And of course there was raw self-interest involved; of course Robinson and Lehman weren't losing any sleep about the threat to progressive initiatives, and of course Carl D'Agostino was spending more time helping Michael Berman out with strategy than his boss, then-state controller Ken Cory, would have permitted if the idea of a blow to Leo's stature had been entirely displeasing to him. (But both Ken and Carl were also long-time, from-the-old-days, Waxman-Berman friends.) And of course Howard himself wasn't consumed by a pure-driven altruistic flame: He had counted on succeeding Leo in 1982, and he wanted to succeed Leo in 1982 and the loss of Democratic control would clearly put an end to his speakership chances. (Even a reduced majority would adversely affect them, since under the Rule of 41 it would take only a few defecting Democrats for the Republicans to call the shots, and Howard would thus be even more susceptible than Leo, who’d had his own brushes with coalition putsches — most notably those backed by Willie — to denial by coalition.) But Howard is also someone who, unprompted, in situations where he has nothing in particular to gain by it, will go on for 15 minutes at a time about "the Democratic agenda" and "the progressive agenda" and what in the next few years they should be; Howard is someone whom Gary Hart first got in touch with when he came to Sacramento because Al Lowenstein, who’d had a great deal of contact with him during the Democratic antiwar insurgency effort in 1968, had spoken of him so highly. ("Howard was one of the key people Al relied on in California — he seemed to be the most sensible and the most principled, and so when I had a chance to meet him, I, y'know, really took notice.”)


In other words, there are perhaps some reasons for believing the Howard who says, "Yeah, I wanted the job, but the reason I sought it then was not — my desire for that job at that particular time was not so passionate in me that I'd step over anyone to get it, do anything to get it;" the Howard who points out that "in fact, all kinds of factors argued against it for me at a personal level: having the baby, moving houses, all that stuff — from the personal point of view, it was the worst time … ah … to be seeking that job;" and the Howard who admits readily that "there was some sense that if I didn't do it then, if things continued to go the way they were, there might not be any job for me to have," but who then draws the link between that possibility and what it would also mean: "that the Democrats weren't gonna be controlling the Assembly… or their control would be so thin … that all the other things I cared about wouldn't be happening either."

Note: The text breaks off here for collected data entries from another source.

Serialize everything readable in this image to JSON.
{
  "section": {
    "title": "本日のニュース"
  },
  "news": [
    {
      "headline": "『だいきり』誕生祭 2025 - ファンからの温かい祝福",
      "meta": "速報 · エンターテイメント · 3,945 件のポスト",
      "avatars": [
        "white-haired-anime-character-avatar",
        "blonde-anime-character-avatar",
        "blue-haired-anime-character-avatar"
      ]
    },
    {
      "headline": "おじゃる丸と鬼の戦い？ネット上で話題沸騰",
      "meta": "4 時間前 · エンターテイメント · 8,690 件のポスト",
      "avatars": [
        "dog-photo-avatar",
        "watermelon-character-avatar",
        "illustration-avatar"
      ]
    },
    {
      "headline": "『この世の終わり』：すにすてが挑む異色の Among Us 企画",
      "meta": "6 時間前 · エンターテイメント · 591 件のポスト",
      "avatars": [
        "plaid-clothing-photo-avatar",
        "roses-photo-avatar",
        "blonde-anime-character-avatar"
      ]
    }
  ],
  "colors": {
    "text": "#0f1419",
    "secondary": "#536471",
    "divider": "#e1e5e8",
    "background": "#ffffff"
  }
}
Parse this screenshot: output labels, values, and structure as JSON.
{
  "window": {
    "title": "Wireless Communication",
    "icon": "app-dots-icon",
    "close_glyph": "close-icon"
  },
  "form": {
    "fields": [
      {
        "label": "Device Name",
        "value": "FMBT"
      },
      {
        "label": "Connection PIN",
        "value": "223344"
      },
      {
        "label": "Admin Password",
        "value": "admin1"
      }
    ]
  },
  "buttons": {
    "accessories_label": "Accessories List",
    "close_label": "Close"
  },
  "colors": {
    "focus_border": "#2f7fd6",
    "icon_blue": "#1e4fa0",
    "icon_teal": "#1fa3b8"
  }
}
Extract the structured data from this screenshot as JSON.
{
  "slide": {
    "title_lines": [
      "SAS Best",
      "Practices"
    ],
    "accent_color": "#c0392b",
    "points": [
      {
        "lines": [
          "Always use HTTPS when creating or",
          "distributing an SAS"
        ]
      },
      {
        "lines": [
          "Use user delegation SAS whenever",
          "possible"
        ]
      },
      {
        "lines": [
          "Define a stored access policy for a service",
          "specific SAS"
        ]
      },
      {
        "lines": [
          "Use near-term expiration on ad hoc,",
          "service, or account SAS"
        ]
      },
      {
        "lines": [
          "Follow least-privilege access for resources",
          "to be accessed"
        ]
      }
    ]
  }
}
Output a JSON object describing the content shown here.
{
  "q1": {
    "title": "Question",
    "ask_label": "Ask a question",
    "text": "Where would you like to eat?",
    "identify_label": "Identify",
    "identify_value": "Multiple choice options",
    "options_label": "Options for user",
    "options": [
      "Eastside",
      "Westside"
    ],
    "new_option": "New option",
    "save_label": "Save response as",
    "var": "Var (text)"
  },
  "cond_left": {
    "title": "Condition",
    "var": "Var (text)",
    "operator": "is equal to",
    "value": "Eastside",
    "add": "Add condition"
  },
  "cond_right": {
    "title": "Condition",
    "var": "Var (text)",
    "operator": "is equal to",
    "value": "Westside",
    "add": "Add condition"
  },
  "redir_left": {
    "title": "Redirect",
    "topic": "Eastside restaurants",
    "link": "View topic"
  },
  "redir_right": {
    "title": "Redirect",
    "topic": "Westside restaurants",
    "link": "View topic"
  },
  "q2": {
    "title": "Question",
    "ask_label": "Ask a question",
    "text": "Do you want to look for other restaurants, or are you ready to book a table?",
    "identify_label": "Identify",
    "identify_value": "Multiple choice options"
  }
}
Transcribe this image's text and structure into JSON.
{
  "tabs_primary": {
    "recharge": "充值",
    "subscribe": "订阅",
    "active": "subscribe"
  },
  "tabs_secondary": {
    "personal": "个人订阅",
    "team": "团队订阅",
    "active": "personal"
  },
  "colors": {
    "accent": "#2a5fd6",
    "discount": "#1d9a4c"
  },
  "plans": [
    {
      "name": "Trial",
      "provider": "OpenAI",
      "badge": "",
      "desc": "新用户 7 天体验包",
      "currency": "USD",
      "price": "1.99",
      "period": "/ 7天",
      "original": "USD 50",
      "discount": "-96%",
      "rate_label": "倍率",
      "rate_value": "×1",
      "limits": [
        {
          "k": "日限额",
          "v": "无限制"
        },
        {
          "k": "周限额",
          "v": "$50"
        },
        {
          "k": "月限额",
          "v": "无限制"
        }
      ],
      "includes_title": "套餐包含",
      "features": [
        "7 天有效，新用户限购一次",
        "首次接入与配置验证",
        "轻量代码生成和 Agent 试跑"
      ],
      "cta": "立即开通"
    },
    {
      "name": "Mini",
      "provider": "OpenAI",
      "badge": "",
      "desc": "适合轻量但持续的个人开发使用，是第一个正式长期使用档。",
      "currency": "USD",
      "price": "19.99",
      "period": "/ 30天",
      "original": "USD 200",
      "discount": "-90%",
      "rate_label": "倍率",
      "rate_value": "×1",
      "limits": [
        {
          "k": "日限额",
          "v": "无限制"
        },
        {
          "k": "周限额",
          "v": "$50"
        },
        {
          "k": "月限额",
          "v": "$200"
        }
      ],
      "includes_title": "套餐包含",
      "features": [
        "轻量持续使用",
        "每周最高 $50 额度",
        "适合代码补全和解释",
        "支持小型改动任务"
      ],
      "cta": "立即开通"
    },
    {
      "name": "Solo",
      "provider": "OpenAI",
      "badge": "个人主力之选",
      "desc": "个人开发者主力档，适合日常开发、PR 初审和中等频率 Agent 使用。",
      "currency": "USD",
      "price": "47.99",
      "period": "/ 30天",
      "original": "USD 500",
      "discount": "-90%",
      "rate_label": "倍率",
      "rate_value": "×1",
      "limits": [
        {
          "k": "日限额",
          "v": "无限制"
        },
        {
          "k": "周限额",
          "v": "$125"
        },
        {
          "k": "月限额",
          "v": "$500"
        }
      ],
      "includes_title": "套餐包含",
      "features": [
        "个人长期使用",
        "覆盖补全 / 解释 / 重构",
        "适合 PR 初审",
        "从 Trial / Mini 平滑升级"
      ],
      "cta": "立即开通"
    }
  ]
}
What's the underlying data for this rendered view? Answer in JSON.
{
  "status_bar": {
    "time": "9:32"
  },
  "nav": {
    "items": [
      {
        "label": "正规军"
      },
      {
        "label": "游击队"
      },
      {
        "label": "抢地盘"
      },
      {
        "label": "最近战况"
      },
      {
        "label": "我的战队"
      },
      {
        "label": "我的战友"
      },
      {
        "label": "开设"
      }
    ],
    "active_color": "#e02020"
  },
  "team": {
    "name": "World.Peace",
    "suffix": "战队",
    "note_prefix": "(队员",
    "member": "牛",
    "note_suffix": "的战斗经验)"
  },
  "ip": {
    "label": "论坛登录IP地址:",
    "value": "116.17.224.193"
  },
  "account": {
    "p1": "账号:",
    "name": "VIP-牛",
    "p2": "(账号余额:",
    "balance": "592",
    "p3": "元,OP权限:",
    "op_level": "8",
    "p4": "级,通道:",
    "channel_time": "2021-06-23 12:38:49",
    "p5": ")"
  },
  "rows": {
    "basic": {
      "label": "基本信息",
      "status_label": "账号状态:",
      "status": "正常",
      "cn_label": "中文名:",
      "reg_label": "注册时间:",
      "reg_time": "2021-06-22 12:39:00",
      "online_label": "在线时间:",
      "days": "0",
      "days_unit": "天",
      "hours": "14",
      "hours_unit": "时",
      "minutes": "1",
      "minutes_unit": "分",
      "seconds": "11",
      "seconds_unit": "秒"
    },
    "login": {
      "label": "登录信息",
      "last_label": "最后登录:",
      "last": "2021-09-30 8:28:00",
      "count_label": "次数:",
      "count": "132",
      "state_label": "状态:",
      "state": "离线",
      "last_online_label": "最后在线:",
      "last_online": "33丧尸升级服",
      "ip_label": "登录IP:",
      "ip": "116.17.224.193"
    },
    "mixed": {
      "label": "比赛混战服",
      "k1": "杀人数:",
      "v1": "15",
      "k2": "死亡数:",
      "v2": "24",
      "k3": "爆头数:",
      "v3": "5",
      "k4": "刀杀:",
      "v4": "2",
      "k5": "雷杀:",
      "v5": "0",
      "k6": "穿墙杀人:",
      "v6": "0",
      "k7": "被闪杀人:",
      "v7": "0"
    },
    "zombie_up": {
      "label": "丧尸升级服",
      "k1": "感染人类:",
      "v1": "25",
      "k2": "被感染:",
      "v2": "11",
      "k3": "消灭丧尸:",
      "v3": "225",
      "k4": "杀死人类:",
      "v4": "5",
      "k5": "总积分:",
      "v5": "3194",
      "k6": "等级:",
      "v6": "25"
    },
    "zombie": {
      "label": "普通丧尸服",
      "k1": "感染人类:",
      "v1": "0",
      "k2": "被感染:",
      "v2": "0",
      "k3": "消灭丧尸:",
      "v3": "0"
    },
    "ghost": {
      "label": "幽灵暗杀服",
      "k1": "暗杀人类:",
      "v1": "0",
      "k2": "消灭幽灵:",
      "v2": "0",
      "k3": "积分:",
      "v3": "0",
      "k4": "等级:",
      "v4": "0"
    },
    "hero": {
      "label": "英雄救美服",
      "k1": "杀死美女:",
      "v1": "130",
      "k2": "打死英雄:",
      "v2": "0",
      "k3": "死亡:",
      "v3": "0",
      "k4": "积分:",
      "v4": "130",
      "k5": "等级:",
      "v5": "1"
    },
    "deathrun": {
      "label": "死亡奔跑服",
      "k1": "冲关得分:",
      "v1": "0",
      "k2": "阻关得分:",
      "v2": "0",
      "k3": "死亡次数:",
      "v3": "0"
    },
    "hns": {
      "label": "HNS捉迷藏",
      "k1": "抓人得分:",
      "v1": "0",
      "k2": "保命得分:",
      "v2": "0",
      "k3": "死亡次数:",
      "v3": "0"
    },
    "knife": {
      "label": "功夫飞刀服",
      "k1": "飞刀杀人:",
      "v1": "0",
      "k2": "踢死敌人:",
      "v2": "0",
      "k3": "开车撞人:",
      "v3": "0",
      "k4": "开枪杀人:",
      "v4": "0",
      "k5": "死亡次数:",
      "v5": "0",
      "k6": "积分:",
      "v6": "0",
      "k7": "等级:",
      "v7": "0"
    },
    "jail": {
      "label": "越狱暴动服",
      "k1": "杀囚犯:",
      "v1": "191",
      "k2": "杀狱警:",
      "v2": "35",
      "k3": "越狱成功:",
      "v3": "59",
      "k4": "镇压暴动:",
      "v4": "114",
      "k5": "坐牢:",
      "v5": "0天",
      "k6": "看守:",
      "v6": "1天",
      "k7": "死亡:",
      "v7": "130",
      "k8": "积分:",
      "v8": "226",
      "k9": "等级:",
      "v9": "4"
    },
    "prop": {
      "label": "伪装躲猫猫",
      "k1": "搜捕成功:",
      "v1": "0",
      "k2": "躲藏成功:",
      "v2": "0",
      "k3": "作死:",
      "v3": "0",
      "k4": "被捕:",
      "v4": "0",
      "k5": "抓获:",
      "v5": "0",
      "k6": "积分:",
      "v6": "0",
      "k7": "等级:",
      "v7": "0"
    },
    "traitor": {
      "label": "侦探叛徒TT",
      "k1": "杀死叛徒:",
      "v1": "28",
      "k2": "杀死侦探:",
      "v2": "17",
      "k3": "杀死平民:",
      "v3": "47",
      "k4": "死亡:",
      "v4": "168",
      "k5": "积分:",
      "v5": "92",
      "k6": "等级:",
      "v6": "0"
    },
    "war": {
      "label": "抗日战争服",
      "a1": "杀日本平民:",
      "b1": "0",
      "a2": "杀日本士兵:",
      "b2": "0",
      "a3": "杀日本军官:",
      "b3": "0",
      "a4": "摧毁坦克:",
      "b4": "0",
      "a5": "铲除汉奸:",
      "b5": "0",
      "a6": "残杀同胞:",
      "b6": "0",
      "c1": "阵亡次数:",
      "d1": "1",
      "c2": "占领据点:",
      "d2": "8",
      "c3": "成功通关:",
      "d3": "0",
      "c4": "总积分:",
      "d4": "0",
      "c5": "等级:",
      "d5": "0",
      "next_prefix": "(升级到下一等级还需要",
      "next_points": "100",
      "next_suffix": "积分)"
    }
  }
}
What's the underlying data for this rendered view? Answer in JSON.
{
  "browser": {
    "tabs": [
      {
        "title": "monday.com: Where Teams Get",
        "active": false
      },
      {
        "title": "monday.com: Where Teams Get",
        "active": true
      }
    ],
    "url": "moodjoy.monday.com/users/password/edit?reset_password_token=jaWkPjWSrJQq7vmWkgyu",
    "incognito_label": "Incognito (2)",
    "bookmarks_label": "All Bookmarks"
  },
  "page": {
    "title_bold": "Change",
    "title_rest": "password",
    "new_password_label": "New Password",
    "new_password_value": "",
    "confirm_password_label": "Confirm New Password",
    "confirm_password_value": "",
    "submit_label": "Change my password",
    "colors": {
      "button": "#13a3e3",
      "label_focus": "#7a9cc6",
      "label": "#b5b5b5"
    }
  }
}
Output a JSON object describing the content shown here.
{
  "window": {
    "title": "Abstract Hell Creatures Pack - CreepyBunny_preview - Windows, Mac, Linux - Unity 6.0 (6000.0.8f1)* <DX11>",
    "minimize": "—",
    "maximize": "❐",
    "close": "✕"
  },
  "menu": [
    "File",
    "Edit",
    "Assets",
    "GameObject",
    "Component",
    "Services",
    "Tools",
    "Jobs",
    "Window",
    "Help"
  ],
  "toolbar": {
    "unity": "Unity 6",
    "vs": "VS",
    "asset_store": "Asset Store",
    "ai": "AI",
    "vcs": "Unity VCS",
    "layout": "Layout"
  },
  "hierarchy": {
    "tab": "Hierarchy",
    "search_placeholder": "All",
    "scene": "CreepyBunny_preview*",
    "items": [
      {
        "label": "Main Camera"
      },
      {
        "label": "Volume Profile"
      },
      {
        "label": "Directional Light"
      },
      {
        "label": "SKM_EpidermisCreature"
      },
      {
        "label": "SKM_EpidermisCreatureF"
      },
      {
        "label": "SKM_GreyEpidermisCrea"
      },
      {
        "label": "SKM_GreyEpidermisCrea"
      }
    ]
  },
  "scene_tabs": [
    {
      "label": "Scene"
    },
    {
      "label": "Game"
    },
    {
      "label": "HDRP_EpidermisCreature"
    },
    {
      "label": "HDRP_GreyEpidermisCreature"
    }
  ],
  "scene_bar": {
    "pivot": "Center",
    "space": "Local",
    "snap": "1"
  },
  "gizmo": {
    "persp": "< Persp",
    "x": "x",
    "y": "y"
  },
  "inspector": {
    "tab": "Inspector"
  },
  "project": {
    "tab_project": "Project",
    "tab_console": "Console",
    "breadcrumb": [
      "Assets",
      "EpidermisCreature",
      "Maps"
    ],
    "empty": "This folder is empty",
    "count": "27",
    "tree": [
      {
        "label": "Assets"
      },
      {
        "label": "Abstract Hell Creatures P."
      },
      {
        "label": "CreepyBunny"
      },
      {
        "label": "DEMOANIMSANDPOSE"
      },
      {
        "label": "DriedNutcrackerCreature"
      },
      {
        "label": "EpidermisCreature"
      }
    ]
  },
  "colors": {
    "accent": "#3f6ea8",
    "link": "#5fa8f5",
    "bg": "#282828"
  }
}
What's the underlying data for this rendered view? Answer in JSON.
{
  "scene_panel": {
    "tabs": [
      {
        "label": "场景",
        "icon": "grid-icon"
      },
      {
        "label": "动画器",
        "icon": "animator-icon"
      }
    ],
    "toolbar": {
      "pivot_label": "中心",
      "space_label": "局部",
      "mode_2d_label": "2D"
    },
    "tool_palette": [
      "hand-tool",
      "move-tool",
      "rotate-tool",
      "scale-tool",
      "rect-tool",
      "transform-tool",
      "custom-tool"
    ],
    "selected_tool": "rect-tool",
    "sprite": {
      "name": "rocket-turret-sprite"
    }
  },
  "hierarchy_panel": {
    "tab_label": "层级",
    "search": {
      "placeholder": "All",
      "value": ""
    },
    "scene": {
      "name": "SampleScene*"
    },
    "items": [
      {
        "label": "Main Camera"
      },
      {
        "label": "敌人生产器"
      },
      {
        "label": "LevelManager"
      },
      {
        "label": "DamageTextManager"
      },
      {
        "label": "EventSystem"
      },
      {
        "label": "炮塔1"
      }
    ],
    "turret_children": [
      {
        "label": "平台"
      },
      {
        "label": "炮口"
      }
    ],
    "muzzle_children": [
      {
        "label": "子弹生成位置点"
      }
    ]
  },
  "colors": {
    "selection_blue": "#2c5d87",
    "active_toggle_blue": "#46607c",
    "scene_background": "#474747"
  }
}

Discounting that last concern, deciding it isn't genuine, is — never mind how unfair to Howard, it's unfair to us; it flattens the story out, drains it of modulation and coloration and whatever flickers of instructiveness it contains. Challenging someone with whom you have no ideological quarrel is such an interesting proposition anyway, and in this case it loomed so harshly — “So large," says Jack, "taking him on … I can only compare it to a child taking on a parent" — and gives us such a window into a world we rarely look at, that to dismiss it as a power trip is to leave the good stuff out. The intricacy and the admixture are the story, the sinuous entanglement of issues and self-interest.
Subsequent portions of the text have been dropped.